Brown the short ribs well on all sides. As they brown, add the tomatoes and spices to the crockpot and set it to cook on high for 8 hours. When the ribs are browned, add them to the crockpot too. Deglaze the browning pan with the red wine. Use the deglazing liquid to rinse out the tomato cans, and pour the wine and last bits of tomatoes into the crock. Now cover it up and go away to do something else all day.

After 8 hours or so, lift out the short ribs and shake off any sauce that clings to them. Refrigerate the meat and sauce separately, and have something else for dinner. The next evening before dinner, de-bone and chop the meat. Pick most of the solid orange fat off the cold sauce and discard it (leave a few bits—they make the sauce better). Combine the chopped meat and sauce in a large pot. Heat thoroughly, mix well, and add sugar and salt to taste.* Have some for dinner and freeze the rest in pint sized containers. This recipe will fill seven containers if you don't have any for dinner.

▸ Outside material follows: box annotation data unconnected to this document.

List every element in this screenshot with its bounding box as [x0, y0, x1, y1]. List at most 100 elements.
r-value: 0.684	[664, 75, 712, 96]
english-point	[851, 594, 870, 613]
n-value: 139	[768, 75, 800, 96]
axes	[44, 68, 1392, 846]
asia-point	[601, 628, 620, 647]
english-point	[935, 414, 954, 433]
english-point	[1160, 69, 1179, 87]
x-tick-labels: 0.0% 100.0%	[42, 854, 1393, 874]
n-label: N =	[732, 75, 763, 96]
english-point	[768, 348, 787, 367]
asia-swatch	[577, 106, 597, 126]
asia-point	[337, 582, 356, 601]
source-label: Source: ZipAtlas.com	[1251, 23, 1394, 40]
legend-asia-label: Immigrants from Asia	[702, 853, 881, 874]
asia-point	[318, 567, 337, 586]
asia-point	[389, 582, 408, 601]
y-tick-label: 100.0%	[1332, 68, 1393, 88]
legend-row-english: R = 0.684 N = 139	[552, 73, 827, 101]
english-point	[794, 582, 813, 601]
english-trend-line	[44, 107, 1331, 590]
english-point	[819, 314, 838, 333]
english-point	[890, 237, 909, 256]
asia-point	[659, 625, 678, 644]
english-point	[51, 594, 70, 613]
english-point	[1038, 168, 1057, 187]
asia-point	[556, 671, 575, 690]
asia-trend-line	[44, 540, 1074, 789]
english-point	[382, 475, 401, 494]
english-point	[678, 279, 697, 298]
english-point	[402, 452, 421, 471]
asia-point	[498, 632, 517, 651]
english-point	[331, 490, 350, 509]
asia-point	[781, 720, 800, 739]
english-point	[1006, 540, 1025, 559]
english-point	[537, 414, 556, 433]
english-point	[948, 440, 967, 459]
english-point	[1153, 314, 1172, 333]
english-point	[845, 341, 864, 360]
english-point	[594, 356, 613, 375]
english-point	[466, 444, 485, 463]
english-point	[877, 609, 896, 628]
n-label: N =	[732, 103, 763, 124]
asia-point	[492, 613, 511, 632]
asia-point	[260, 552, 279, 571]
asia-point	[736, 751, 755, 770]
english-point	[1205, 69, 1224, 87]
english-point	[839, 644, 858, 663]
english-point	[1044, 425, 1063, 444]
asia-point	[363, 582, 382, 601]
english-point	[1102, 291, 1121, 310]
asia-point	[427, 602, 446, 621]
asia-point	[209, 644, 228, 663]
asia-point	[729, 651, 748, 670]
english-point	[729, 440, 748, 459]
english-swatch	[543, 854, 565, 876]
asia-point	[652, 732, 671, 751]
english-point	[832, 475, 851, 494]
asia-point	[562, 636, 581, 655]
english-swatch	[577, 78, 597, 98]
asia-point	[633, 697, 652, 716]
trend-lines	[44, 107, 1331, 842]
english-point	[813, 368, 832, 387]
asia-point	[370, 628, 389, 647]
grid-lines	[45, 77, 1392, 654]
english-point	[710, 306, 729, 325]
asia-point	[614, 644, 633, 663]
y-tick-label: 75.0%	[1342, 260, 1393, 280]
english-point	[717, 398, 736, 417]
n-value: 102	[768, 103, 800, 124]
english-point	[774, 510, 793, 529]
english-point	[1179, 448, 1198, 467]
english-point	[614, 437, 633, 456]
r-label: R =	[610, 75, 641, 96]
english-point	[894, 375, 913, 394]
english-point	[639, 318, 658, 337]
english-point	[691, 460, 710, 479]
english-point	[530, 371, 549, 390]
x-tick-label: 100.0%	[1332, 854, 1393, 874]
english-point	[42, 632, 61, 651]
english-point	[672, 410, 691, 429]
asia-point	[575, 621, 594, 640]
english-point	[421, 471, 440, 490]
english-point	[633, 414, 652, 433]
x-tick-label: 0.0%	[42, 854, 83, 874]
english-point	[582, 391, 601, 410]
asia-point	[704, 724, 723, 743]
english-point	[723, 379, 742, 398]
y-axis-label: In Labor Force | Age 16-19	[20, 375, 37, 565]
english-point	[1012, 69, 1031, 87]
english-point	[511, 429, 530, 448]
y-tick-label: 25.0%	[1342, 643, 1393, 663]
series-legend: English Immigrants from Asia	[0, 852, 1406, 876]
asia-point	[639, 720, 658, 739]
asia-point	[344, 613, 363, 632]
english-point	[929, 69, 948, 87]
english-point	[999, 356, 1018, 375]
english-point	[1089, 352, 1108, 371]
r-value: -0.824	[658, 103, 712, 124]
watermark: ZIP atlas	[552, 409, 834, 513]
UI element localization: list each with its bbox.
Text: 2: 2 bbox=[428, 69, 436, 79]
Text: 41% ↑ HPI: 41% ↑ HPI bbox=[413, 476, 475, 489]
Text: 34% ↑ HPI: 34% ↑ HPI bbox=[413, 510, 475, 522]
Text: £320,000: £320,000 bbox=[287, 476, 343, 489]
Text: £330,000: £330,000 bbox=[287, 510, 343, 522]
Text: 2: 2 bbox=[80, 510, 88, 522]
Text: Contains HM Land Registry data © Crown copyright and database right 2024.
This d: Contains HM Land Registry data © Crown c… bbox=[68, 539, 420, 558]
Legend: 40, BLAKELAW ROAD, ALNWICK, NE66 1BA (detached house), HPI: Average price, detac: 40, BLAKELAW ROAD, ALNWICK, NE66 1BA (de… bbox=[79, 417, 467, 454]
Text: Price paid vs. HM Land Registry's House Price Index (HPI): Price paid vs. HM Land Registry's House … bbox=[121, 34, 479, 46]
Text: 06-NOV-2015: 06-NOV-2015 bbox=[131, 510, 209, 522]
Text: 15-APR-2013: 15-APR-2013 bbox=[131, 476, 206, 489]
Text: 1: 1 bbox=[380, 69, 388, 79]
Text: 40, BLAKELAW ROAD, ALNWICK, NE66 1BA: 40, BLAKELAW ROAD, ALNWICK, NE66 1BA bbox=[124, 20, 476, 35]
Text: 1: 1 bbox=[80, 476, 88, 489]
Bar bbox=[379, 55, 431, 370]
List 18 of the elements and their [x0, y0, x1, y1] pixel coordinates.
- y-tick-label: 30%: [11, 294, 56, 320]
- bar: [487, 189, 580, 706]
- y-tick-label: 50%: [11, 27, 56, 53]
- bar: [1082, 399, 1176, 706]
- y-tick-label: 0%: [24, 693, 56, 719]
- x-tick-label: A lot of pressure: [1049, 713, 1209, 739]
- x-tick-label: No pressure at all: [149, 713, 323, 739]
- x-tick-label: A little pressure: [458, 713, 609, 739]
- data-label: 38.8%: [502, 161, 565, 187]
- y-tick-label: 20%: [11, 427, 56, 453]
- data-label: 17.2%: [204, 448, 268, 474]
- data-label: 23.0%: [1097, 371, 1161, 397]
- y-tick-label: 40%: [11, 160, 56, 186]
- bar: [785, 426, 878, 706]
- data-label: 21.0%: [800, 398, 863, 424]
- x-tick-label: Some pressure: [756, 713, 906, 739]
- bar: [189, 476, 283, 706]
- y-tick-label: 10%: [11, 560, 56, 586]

*Tomatoes vary widely in how acidic they are. Sometimes I don't need to add any sugar, and sometimes the sauce has such a harsh bite I add a whole tablespoon. I have used pureed cooked carrots instead of sugar, which works very well, adds a nutritional boost, and is undetectable in the finished product, but I'm usually too lazy. As for salt, if you used canned tomatoes that contain salt already, you might not need to add any. If you used salt-free tomatoes, you'll probably want some.

Now, to define "some." I've always wondered, as I stood over my huge pot of sauce, guiltily wielding that salt shaker, how homemade sauce compared with commercial, and how many actual teaspoons of salt were in those jars at the store. Well, now that I have you people to please, I figured I'd actually, finally do the math and quit just wondering about it. So I googled "nutrition facts" "tomato sauce," recorded what I found for sodium, standardized the serving sizes and units of measure, did some number crunching, and found out that typical commercial sauce (not salt free or low salt) has about a teaspoon of salt per pint of sauce! If you can't visualize this, go measure out a teaspoon of salt. And then think of the volume (depending on your preferred indulgence) of a pint of beer or cream or chocolate fudge ripple. A whole teaspoon! Per pint! If I made my sauce as salty as commercial sauce, the recipe would call for more than two tablespoons of salt! I can't even imagine that tasting good! Sorry for all! the! punctuation! but I am shocked. And, I suppose, consoled. No matter how much salt I add to my sauce, it would still end up with a big "reduced sodium" sticker on it if I were selling it in the grocery store.